Thomas defended her claim that the mattresses were new. “I tell [customers] they’re new because that’s the best of my knowledge. I’m not going to say they’re refurbished if I don’t know that they are,” said Thomas.
But outside the factory that supplies Mattress 4 Sale stores, CBS Atlanta found piles of used mattresses.
Owner Kamal Shelbayah told CBS Atlanta reporter Jeff Chirico that he reuses old parts to make mattresses he calls “rebuilts.”
Georgia law allows the reuse and resale of mattress parts. Bill Cloud, spokesman for the Governor’s Office of Consumer Protection, said state laws regulating the used mattress industry were repealed in 1996. Part of the repealed laws required mattress manufacturers to sanitize used parts before reusing them.

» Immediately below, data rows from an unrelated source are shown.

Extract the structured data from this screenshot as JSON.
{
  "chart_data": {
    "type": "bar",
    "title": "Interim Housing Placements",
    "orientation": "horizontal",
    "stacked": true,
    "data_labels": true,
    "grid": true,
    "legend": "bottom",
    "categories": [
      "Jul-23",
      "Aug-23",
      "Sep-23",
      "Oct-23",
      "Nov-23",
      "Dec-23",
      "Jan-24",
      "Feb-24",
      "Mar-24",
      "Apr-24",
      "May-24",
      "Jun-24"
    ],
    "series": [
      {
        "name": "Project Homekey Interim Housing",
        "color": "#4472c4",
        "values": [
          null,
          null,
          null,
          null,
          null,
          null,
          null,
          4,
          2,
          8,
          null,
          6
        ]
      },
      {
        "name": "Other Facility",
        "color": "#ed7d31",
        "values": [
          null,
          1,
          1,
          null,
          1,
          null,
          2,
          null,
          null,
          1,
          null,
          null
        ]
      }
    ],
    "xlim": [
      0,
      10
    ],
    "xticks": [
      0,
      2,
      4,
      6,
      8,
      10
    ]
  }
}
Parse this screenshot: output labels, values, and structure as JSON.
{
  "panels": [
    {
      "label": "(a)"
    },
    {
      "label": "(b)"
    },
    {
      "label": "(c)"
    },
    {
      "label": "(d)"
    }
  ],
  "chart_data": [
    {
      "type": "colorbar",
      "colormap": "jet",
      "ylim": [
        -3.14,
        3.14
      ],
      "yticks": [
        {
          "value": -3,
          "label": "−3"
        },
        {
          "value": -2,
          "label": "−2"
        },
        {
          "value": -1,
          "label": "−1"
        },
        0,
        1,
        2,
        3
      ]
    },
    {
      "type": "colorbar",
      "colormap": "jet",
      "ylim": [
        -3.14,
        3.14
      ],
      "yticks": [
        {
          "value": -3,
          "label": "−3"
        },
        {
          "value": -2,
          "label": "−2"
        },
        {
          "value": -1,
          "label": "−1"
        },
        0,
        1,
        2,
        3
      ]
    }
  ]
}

“As a legislator, I’m appalled at that,” said State Representative Ralph Long III who represents the district in Southwest Atlanta where the mattress factory is located
“People deserve to know what’s inside their mattresses. This is unacceptable,” said Long.
CBS Atlanta’s findings prompted Long to call a meeting with Shelbayah.
“I’m embarrassed to have this in my district,” said Long to Shelbayah. “I saw something I do not want my children sleeping on.”
Shelbayah defended his business. “I don’t sell new mattresses. I sell rebuilt mattress. I manufacture rebuilt mattresses,” said Shelbayah during the meeting. Shelbayah said he is helping those who can’t afford expensive new mattresses by offering rebuilt mattresses at a cheaper price.
While giving CBS Atlanta a tour of his facility, Shelbayah explained how he uses old parts and new material to create rebuilt beds. He said the old parts are sanitized before they’re used.
Shelbayah denied that he or his salespeople are trying to pass the mattresses off as new.
However, the mattresses CBS Atlanta purchased do not have the federally-required tags indicating the beds contain used materials.
Rep. Long said he will introduce legislation to regulate the industry.